Tax Ct. 1998) (economic obsolescence was not warranted where taxpayer executed
unfavorable leases resulting in a failure to realize as much net income from
the subject property).
Moreover,
Mr. Archer failed to adequately support his choice of capitalization rates. A capitalization
rate “reflects the annual rate of return necessary to attract investment capital
and is influenced by such factors as apparent risk, market attitudes toward
future inflation, the prospective rates of return for alternative investments,
the rate of return earned by comparable properties in the past, the supply of
and demand for mortgage funds, and the availability of tax shelters.” See
Hometowne Associates, L.P. v. Maley, 839 N.E.2d 269, 275 (Ind. Tax Ct.
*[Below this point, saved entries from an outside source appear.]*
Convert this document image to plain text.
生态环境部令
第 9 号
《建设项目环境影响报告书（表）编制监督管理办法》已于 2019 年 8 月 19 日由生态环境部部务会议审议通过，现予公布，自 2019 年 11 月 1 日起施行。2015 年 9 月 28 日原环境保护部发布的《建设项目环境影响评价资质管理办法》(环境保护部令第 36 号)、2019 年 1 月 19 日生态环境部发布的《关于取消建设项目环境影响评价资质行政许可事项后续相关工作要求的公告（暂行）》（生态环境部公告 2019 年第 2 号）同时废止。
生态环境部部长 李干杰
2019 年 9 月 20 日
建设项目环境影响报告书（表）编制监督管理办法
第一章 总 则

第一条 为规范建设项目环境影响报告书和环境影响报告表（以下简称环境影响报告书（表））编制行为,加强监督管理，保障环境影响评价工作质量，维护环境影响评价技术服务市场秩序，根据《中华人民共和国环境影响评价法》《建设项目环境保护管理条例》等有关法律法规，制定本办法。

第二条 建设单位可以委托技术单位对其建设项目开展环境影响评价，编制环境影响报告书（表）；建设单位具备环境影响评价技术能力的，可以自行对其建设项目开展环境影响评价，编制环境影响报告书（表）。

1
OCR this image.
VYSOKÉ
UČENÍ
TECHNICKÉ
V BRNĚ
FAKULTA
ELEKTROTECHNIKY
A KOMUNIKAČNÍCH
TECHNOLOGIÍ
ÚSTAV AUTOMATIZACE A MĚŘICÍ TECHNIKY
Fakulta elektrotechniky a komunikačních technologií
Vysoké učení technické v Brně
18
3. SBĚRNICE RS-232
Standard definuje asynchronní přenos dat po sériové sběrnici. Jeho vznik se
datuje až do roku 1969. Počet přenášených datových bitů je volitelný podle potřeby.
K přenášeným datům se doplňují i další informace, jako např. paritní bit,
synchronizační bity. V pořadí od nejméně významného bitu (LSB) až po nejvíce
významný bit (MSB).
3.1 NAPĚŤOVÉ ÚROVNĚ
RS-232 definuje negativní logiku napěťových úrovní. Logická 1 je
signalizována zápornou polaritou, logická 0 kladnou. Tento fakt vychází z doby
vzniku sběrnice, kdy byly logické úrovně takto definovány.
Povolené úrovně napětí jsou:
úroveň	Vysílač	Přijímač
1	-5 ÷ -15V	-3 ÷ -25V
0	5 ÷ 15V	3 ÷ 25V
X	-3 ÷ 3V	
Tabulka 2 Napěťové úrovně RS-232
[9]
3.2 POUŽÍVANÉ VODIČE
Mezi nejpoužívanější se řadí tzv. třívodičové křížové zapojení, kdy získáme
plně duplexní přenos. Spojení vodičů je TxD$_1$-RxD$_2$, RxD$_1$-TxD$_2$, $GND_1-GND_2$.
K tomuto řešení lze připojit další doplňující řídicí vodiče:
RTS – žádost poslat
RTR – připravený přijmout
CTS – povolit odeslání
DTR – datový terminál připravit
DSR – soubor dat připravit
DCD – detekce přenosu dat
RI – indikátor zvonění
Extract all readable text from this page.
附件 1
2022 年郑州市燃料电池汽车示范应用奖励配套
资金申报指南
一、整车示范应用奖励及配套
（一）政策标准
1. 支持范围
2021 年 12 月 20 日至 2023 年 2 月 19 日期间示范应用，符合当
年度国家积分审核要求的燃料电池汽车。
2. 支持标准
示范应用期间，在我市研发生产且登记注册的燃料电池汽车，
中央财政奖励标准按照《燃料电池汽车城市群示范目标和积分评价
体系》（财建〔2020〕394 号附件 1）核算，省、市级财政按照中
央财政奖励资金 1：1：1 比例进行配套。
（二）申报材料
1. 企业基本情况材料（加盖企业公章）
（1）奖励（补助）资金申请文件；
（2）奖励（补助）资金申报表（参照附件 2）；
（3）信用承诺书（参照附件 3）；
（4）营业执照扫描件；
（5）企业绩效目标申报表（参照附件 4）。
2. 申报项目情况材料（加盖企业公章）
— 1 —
2005). Here, Mr. Archer failed to provide any explanation or support for the
use of a 10% capitalization rate for 2007, 2008, or 2009. He merely contends it
is a “general rule of thumb” capitalization rate. But while the rules of
evidence generally do not apply in the Board’s hearings, the Board requires
some proof of the accuracy and credibility of the evidence. Statements that are
unsupported by probative evidence are conclusory and of no value to the Board
in making its determination. Whitley Products, Inc. v. State Board of Tax
Commissioners, 704 N.E.2d 1113, 1118 (Ind. Tax Ct. 1998); and Herb v.
State Board of Tax Commissioners, 656 N.E.2d 890, 893 (Ind. Tax Ct. 1995).
Ultimately,
Mr. Archer failed to show that his income approach methodology conformed to the
Uniform Standards of Professional Appraisal Practice (USPAP) or any other generally
accepted standards. Consequently, the Petitioner’s income approach calculation
lacks probative value in this case. See Inland Steel Co. v. State Board of
Tax Commissioners, 739 N.E.2d 201, 220 (Ind. Tax Ct. 2000) (holding that an
appraiser’s opinion lacked probative value where the appraiser failed to
explain what a producer price index was, how it was calculated or that its use
as a deflator was a generally accepted appraisal technique).
The
Board’s analysis is complicated by the fact that the statute provides
alternative methods of proving the value of Section 42 housing and Mr. Archer
calculated the property’s value “that results in a gross annual tax liability
equal to five percent (5%) of the total gross rent received from the rental of
all units in the property for the most recent taxpayer fiscal year that ends
before the assessment date.” Ind. Code § 6-1.1-4-41(b)(2). But the law requires
“the greater of the true tax value” as determined by the income approach or
calculated based on the gross annual tax liability. Ind. Code § 6-1.1-4-41(b). Therefore,
without probative evidence of the property’s income value – which the Board found
above was not presented in this case – the Board cannot determine the higher of
the two values. Thus, the Board can only conclude that the Petitioner failed to
raise a prima facie case for a reduction in the assessed value of its property
for the 2007, 2008 and 2009 assessment years.